At the first instance of negativity, take a time-out.
No seriously, this is the time for a breather. Go into ghost mode. Take a step back and ask yourself why you’re feeling so down. Talk to a friend. Your parents. Your spouse. Someone! Express that you are feeling off and that you want to feel better and need to talk it out.
I’ve found that my negative emotions, while valid because they are my emotions, are temporary. I sometimes just need my husband to tell me that he understands my frustration. Afterwards, once I’ve felt understood, I feel like I can ask for advice. I’ll be honest, I don’t want advice beforehand. I want to stew in my negativity for a bit. I want someone to tell me that they hear what I am saying. Deep down, I want to feel heard. But, despite all of that, at the end of the day, I don’t want to feel negative.

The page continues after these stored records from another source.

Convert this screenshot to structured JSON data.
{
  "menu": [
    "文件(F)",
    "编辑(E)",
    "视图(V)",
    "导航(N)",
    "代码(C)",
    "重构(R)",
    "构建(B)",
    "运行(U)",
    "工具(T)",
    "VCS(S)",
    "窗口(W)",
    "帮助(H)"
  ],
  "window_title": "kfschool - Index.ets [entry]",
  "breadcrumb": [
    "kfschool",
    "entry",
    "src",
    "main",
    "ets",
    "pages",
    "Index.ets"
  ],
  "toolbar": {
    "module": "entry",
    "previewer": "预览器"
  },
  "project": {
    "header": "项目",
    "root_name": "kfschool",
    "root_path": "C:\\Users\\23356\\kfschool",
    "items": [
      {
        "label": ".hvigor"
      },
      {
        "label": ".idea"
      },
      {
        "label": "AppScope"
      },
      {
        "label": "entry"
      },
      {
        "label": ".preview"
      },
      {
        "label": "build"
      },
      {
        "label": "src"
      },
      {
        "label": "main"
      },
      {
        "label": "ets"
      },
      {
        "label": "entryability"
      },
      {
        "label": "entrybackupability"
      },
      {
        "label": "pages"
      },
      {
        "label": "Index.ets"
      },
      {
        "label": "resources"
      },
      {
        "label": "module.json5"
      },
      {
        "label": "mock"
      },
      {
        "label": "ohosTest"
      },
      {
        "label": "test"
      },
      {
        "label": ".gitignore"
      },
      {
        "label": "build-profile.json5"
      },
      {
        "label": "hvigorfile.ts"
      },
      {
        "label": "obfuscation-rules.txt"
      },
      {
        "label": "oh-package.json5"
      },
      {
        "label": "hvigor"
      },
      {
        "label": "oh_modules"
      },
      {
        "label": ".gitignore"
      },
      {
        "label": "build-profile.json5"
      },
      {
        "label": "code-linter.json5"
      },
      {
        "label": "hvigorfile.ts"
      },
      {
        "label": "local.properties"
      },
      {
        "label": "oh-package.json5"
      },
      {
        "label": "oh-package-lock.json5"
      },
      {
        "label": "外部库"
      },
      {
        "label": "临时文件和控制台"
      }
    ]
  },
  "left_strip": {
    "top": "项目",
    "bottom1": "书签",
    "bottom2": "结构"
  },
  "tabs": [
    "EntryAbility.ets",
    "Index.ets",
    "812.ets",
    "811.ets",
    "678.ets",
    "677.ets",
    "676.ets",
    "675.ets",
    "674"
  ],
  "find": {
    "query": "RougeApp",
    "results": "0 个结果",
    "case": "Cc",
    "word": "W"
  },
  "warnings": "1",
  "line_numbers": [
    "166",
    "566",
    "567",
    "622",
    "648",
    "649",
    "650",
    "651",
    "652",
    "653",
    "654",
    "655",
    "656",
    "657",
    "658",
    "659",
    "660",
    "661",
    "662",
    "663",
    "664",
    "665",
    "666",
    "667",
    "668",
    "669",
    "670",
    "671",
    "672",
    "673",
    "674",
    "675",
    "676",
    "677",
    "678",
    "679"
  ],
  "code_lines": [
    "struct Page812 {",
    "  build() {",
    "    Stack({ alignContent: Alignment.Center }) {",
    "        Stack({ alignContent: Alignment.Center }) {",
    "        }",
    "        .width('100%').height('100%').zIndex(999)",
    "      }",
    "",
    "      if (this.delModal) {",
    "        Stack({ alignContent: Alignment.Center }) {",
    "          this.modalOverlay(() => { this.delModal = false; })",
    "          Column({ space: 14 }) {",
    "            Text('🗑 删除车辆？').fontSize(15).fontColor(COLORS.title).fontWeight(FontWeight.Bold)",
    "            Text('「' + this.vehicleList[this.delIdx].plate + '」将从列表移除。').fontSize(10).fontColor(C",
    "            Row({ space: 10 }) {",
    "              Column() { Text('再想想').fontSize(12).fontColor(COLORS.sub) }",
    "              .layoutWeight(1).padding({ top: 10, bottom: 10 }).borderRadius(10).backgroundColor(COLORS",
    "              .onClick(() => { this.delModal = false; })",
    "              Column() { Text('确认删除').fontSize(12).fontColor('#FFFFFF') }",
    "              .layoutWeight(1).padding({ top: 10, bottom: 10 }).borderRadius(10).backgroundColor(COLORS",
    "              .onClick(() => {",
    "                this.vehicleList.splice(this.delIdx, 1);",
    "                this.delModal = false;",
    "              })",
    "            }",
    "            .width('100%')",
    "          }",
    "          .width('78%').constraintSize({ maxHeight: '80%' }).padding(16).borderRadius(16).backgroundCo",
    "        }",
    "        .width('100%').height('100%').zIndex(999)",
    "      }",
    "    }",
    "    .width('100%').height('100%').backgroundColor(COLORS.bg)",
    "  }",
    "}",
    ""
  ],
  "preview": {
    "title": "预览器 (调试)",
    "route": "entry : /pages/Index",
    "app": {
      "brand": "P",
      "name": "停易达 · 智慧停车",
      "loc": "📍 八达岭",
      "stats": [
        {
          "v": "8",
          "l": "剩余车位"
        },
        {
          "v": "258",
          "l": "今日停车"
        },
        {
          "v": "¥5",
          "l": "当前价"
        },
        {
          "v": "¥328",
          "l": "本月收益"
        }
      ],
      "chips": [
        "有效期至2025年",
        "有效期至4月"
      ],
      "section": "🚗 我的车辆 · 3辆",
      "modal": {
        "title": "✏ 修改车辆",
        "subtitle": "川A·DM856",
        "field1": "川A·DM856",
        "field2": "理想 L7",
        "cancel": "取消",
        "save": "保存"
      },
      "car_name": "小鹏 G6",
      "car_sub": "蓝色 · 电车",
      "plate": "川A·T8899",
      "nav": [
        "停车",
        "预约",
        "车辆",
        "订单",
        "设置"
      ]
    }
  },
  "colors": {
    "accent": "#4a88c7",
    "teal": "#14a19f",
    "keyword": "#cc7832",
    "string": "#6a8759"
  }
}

I want to feel upbeat and positive and ready to tackle the next challenge.
Find someone who can effectively communicate with you when you’re feeling negative about your writing process. Who will build you up when you’re down.
And if you don’t have that someone, know that I hear you. Know that your feelings are valid and that your desire to get past them is also valid. Know that you are valued and important and that your experiences are important and should not be devalued or degraded. Know that I harbor genuine love and affection for you, my dear reader, that you’ve been specifically prayed for, and that it is my sincerest hope that today’s post is, in some way, helpful to you or encouraging to you.
So from my heart to yours, I pray that you’ll find space in your day to follow your passion, that you’ll be encouraged in your journey to do so, and most of all, that nothing I’ve said has done you injury but only served to build you up, equip you and motivate you.